I'm working toward my CRA certification and having trouble finding detailed prep info. I work at a long-term care facility and my supervisor recommended I get it within the next 6 months. I've got the study guide from NRPA but I'm not sure how much weight to give each domain or what the question format looks like on the actual exam.
From what I can gather it's around 75 to 100 questions covering therapeutic recreation principles, activity programming, resident rights, and documentation. The documentation and care planning section seems to come up a lot in practice materials, which makes sense given how central it is to day-to-day work in my setting.
I've been studying about 30 minutes a day for 2 weeks. It doesn't feel like enough but I also don't know how hard the exam is relative to other certifications. A coworker who passed said it wasn't too bad but she'd been in recreation services for 8 years so her baseline was very different from mine at just 14 months experience.

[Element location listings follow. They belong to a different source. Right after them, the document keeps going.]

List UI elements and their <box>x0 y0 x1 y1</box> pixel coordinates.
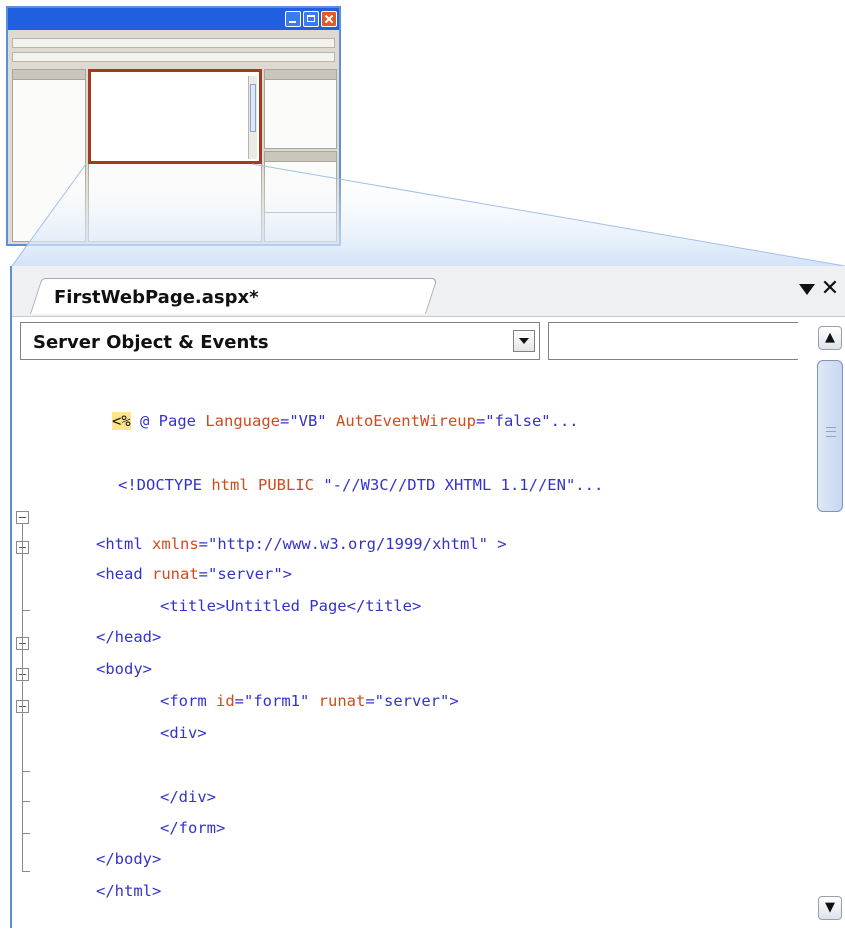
fold-guide-end <box>22 610 30 611</box>
code-token: id <box>216 692 235 710</box>
object-selector-dropdown[interactable]: Server Object & Events <box>20 322 540 360</box>
code-token: <!DOCTYPE <box>118 476 212 494</box>
chevron-down-icon[interactable]: ▼ <box>818 896 842 920</box>
code-line: <html xmlns="http://www.w3.org/1999/xhtm… <box>40 505 507 553</box>
mini-menu-bar <box>12 38 335 48</box>
grip-icon <box>826 427 836 437</box>
code-token: <title>Untitled Page</title> <box>160 597 422 615</box>
window-overview-thumbnail <box>6 6 341 246</box>
code-line: <head runat="server"> <box>40 535 292 583</box>
fold-guide-end <box>22 771 30 772</box>
fold-guide-end <box>22 871 30 872</box>
mini-right-top-pane <box>264 69 337 149</box>
code-token: <% <box>112 412 131 430</box>
code-line: </body> <box>40 820 161 868</box>
code-line: </form> <box>104 789 225 837</box>
code-token: Language <box>205 412 280 430</box>
maximize-icon <box>303 11 319 27</box>
code-token: </html> <box>96 882 162 900</box>
fold-guide <box>22 524 23 872</box>
navigation-bar: Server Object & Events <box>12 322 845 362</box>
code-token: html PUBLIC <box>211 476 314 494</box>
chevron-down-icon[interactable] <box>513 330 535 352</box>
mini-scrollbar <box>248 76 257 159</box>
event-selector-dropdown[interactable] <box>548 322 798 360</box>
code-line: <div> <box>104 694 207 742</box>
code-token: ="VB" <box>279 412 336 430</box>
code-token: </form> <box>160 819 226 837</box>
scrollbar-thumb[interactable] <box>817 360 843 512</box>
code-line: <!DOCTYPE html PUBLIC "-//W3C//DTD XHTML… <box>62 446 603 494</box>
code-token: @ Page <box>130 412 206 430</box>
code-line: </head> <box>40 598 161 646</box>
code-editor-panel: FirstWebPage.aspx* ✕ Server Object & Eve… <box>10 266 845 928</box>
code-line: </div> <box>104 758 216 806</box>
vertical-scrollbar[interactable]: ▲ ▼ <box>815 322 845 928</box>
mini-title-bar <box>8 8 339 30</box>
code-token: ="server"> <box>365 692 459 710</box>
code-token: <div> <box>160 724 207 742</box>
code-line: <form id="form1" runat="server"> <box>104 662 459 710</box>
document-tab-label[interactable]: FirstWebPage.aspx* <box>54 287 259 308</box>
code-line: <% @ Page Language="VB" AutoEventWireup=… <box>56 382 579 430</box>
code-token: AutoEventWireup <box>335 412 476 430</box>
code-token: runat <box>318 692 366 710</box>
code-token: ="form1" <box>234 692 319 710</box>
close-icon <box>321 11 337 27</box>
close-icon[interactable]: ✕ <box>819 278 841 300</box>
triangle-down-icon[interactable] <box>799 284 815 295</box>
collapse-minus-icon[interactable] <box>16 511 29 524</box>
object-selector-value: Server Object & Events <box>33 332 269 353</box>
code-line: <title>Untitled Page</title> <box>104 567 421 615</box>
fold-guide-end <box>22 833 30 834</box>
mini-toolbar <box>12 52 335 62</box>
mini-editor-highlight <box>88 69 262 164</box>
code-token: ="false"... <box>475 412 579 430</box>
code-line: </html> <box>40 852 161 900</box>
fold-guide-end <box>22 801 30 802</box>
mini-left-pane <box>12 69 86 242</box>
code-text-area[interactable]: <% @ Page Language="VB" AutoEventWireup=… <box>12 362 811 928</box>
code-line: <body> <box>40 630 152 678</box>
document-tab-strip: FirstWebPage.aspx* ✕ <box>12 266 845 317</box>
code-token: "-//W3C//DTD XHTML 1.1//EN"... <box>313 476 604 494</box>
minimize-icon <box>285 11 301 27</box>
chevron-up-icon[interactable]: ▲ <box>818 326 842 350</box>
mini-right-bottom-pane <box>264 151 337 242</box>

Any advice on which content areas get the most questions, or whether there's a minimum experience threshold that makes a real difference in how prepared you feel walking in?
I passed CRA last year and the documentation and care planning domain was about a third of what I saw. If you work in long-term care you probably already know most of it from practice — just make sure you can answer questions about OBRA regulations and MDS basics because those come up.
The activity programming section tripped me up because some question wording assumes knowledge of specific therapeutic frameworks I hadn't studied. Review PETT, ICF framework basics, and the domains of wellness. They're not hard once you've seen them but they can blindside you if you haven't.
30 minutes a day is light but if you bump it to 45-60 minutes and give yourself another 4 to 6 weeks you'll probably be fine. The exam isn't highly technical — it's testing foundational recreation principles and basic resident rights. Your field experience counts for a lot.
Your coworker's experience matters less than you think if you're studying actively. I passed with only 11 months in the field but spent 5 dedicated weeks on the study guide. The exam rewards people who've reviewed the material, not just worked the job.